BUILDING A DAY: October 10, 2014
Landscape Architect and City Planner: John Nolen
Photos: Venice Museum and Archives, Venice Heritage
In 1903 and at the age of 34 John Nolen enrolled at Harvard University in the new landscape architecture program, studying under Frederick Law Olmsted Jr. and Arthur Shurcliff. Over the course of his career, Nolen and his firm participated in over 400 public planning projects and works of landscape architecture, including comprehensive plans for twenty-nine cities and twenty-seven new towns, all of them in the United States. He was one of the first Americans to identify himself exclusively as a city planner.
In 1925, Dr. Fred H. Albee, a well-known orthopedic surgeon, purchased 2,916 acres of land from the Venice-Sarasota Company.
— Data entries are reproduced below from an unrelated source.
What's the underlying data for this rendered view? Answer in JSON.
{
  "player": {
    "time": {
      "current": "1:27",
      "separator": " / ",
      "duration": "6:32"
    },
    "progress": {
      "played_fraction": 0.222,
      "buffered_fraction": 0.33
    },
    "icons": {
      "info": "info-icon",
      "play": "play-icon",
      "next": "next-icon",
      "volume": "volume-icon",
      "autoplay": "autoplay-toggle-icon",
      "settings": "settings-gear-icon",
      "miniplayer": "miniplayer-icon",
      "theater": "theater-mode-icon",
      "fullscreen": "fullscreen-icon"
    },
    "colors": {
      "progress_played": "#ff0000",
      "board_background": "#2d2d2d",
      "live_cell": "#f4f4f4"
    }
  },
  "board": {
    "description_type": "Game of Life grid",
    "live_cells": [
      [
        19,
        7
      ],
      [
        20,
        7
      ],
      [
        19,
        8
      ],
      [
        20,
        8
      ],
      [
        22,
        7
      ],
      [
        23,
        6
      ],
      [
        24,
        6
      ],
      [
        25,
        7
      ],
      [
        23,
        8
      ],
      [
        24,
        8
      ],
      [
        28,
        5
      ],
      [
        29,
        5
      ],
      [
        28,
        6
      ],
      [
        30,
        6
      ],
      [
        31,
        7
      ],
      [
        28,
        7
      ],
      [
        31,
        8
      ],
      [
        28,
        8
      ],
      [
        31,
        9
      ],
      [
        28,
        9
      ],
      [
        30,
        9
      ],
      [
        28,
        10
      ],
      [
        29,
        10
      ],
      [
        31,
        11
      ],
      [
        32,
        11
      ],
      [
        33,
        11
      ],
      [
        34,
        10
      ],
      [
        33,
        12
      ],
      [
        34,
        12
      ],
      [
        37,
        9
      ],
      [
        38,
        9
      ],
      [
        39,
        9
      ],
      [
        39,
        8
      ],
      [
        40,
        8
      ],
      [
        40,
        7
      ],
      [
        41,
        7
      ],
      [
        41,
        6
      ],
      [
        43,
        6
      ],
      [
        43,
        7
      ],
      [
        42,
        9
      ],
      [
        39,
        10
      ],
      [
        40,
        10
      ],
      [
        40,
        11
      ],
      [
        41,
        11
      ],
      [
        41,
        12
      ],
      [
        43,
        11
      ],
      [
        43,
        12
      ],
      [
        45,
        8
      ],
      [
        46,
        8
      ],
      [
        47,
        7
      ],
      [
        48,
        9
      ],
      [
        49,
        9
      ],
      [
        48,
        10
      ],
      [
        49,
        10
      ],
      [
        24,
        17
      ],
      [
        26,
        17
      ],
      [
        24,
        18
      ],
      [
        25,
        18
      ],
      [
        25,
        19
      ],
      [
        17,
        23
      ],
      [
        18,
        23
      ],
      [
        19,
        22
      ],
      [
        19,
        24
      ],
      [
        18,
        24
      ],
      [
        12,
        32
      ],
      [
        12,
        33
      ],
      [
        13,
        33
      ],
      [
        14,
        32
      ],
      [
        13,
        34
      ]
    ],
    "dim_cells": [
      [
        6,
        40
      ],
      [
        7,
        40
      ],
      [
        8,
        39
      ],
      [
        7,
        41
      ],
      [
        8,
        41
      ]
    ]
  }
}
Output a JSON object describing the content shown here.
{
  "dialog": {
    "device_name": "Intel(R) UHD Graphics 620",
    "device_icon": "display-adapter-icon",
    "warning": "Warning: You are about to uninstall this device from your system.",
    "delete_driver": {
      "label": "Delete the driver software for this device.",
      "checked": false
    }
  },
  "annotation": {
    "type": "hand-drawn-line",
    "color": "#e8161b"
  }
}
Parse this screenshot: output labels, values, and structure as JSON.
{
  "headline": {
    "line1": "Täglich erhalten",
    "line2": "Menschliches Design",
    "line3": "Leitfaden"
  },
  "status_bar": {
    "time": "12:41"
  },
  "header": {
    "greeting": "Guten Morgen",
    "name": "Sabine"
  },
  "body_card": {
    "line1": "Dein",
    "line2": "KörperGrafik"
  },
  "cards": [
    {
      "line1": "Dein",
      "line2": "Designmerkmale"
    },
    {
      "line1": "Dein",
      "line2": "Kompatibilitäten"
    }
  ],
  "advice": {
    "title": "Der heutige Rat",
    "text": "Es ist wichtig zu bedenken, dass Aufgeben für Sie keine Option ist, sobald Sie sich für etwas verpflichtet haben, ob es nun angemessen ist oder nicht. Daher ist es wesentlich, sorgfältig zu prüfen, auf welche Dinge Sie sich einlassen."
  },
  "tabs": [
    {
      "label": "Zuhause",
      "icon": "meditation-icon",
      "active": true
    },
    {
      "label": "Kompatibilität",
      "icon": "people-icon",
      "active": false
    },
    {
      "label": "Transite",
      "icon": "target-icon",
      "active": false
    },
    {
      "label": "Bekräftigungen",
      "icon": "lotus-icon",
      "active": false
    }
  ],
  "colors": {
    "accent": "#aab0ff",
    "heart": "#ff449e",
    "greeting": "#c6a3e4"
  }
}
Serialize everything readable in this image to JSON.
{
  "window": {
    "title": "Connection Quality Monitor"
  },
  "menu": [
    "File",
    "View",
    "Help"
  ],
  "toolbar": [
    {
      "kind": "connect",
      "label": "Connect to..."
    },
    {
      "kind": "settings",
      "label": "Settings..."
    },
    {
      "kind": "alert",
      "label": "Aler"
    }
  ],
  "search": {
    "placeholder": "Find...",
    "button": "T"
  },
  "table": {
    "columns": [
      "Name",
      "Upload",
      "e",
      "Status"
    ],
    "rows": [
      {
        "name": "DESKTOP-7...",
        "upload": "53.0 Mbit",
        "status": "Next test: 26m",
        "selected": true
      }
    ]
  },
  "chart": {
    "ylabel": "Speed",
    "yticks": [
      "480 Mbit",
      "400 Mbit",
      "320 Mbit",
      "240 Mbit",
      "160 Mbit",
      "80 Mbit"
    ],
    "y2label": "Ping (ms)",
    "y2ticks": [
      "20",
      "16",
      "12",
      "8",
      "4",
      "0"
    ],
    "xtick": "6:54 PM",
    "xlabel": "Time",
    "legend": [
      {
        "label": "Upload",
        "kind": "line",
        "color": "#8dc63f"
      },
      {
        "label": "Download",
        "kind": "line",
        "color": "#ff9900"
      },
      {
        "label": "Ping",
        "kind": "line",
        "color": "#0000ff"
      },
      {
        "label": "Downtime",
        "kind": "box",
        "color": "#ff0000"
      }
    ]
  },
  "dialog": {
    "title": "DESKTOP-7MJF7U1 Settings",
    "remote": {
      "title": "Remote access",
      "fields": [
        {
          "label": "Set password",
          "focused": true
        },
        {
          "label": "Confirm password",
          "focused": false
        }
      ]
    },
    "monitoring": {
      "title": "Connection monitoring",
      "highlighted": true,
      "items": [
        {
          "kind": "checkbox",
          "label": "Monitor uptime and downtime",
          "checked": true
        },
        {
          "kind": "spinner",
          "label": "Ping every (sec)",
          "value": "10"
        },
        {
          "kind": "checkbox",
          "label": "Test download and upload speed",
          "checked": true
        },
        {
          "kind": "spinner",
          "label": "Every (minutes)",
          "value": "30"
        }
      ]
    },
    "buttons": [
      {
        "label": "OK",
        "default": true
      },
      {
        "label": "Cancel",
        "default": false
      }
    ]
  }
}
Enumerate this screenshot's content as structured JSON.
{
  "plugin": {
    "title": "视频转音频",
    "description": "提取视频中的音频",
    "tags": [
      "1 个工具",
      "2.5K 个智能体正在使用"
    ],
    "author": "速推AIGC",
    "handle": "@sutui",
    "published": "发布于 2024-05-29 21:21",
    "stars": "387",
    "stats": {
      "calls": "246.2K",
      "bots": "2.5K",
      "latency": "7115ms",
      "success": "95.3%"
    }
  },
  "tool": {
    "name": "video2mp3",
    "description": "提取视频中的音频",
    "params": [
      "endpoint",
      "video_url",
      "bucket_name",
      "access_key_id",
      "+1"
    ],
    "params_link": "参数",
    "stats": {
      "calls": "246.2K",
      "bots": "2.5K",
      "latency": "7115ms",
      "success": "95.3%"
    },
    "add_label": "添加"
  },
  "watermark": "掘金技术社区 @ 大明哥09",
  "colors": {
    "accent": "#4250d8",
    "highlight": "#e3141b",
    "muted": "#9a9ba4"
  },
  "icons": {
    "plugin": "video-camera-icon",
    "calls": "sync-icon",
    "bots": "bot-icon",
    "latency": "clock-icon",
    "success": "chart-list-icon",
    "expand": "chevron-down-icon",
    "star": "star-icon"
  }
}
Earlier, he developed Nokomis and built its first luxury hotel, the Pollyanna Inn. Albee retained John Nolen who had established an office in the 1920s in Jacksonville, Florida, to accommodate the large number of projects in the state.
Albee did not have a chance to implement his development plan before he was approached with a proposal from the Brotherhood of Locomotive Engineers to purchase his land in 1925.
The BLE Company retained John Nolen to complete the plan for the city of Venice in 1926 and it differed slightly from the original 1925 plan. John Nolen’s 1926 plan for Venice emphasized “civic virtue and nature,” and its design illustrated garden city concepts that had gained favor by that time. The completion of the major elements of the plan was not realized during the Florida real estate boom of the 1920s, but was undertaken only in the Post-World War II era and completed in accordance with Nolen’s plan by 1960.
The John Nolen Plan of Venice Historic District was listed on the National Register of Historic Places in 2010 to protect the original urban fabric and unique sense of place established through Nolen’s design.